Any tips as to links to different ways would be helpful, from what I have read it does seem worthwhile and what is a few days no food or extremely limited food if it protects blood cells and makes the cancer more vulnerable to the chemo..this chemo is horrible stuff so if I can get more value from it then Im certainly up for a bit of fasting.
Forgot to say, now I've completed my 3 cycles of EC, I'll also be having weekly chemo from 8th Dec (9 weeks of paclitaxel) so will just pretty much stay in ketosis all the time. I find it very easy to do and the added bonus is that I've lost some weight with it too! Anyway, whether you look into this or stick with the fasting, I hope it all goes well for you.
Hi Helen, An alternative to fasting that you might find interesting is a ketogenic diet. This puts your body into ketosis, as would happen when fasting (but you can still eat!) which is supposed to enhance the effect of the chemo on the cancer cells but protect normal cells from the effect of chemo. Hopefully the link below will work which explains it well. It's written by Dr Colin Champ who is an American radiation oncologist involved in the research re effect of fasting and ketogenic diets on breast cancer and its treatment. An example of a very simple ketogenic diet is to look at the induction phase of the original Atkins.
i make sure I'm in ketosis the day of chemo (it takes me about 48 hours to get into it) and then I make sure I stay in ketosis for 48 hours after at which time I hope the chemo drugs have passed through my system. I've not suffered with any side effects - no nausea, mouth problems or anything else so far and I've recently completed my 3rd cycle of EC.
I did just a water fast. If you look at the research by Valter Longo, he fasted his rats and put them back in the cage with food as soon as the chemo was given. He did not fast them after. If you are up to it I would experiment with a 48 hour fast before for definate and try for 12 hours or so after. If that works you might try to eat a few hours after chemo.
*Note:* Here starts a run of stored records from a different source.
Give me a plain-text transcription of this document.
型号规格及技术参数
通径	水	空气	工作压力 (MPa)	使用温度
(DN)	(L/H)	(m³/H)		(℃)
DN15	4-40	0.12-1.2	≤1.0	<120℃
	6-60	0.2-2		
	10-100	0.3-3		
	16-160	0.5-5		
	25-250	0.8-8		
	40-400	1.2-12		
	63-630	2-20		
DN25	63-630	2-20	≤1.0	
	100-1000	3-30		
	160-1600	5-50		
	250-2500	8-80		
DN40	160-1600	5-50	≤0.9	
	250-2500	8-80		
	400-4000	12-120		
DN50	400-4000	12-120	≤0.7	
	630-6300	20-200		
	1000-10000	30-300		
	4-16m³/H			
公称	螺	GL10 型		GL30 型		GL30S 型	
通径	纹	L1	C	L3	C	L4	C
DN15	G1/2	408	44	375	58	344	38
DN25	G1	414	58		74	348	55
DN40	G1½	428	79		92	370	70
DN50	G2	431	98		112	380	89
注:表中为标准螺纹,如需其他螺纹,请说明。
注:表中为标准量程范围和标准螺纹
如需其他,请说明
Hi guys my name is Helen and I am about to start chemo and very committed to fasting as everything I have read makes huge sense to me. But like so many others in this thread have found, the medical community in the UK have yet to really engage with the idea. I have two questions and I would be so grateful if anyone could share their thoughts.
Does it improve the effectivenes of the fast if you eat nothing at all vs having very restricted calories (or do we simply not know that yet).
I am doing chemo weekly so is the general view that 48 hours before the treatment and 24 afterwards is the right balance. I am prepared to do whatever I need to do but 4 days a week of fasting (if I go to 72 hours before and 24 afterwards) feels very hard core for the next three months.
Much appreciated and as I am new to this forum I just want to say wow. You women are so strong and so amazing.
Rubber band girl,
i am taking Dexamethasone as well. I have just ignored the "with food" part of the instructions. It has worked well for me. I only take water while I'm fasting.
You don't need to eat nothing for the fasting, just massively restrict your calorie intake, so you could always just eat a very small amount of vegetables with your pills?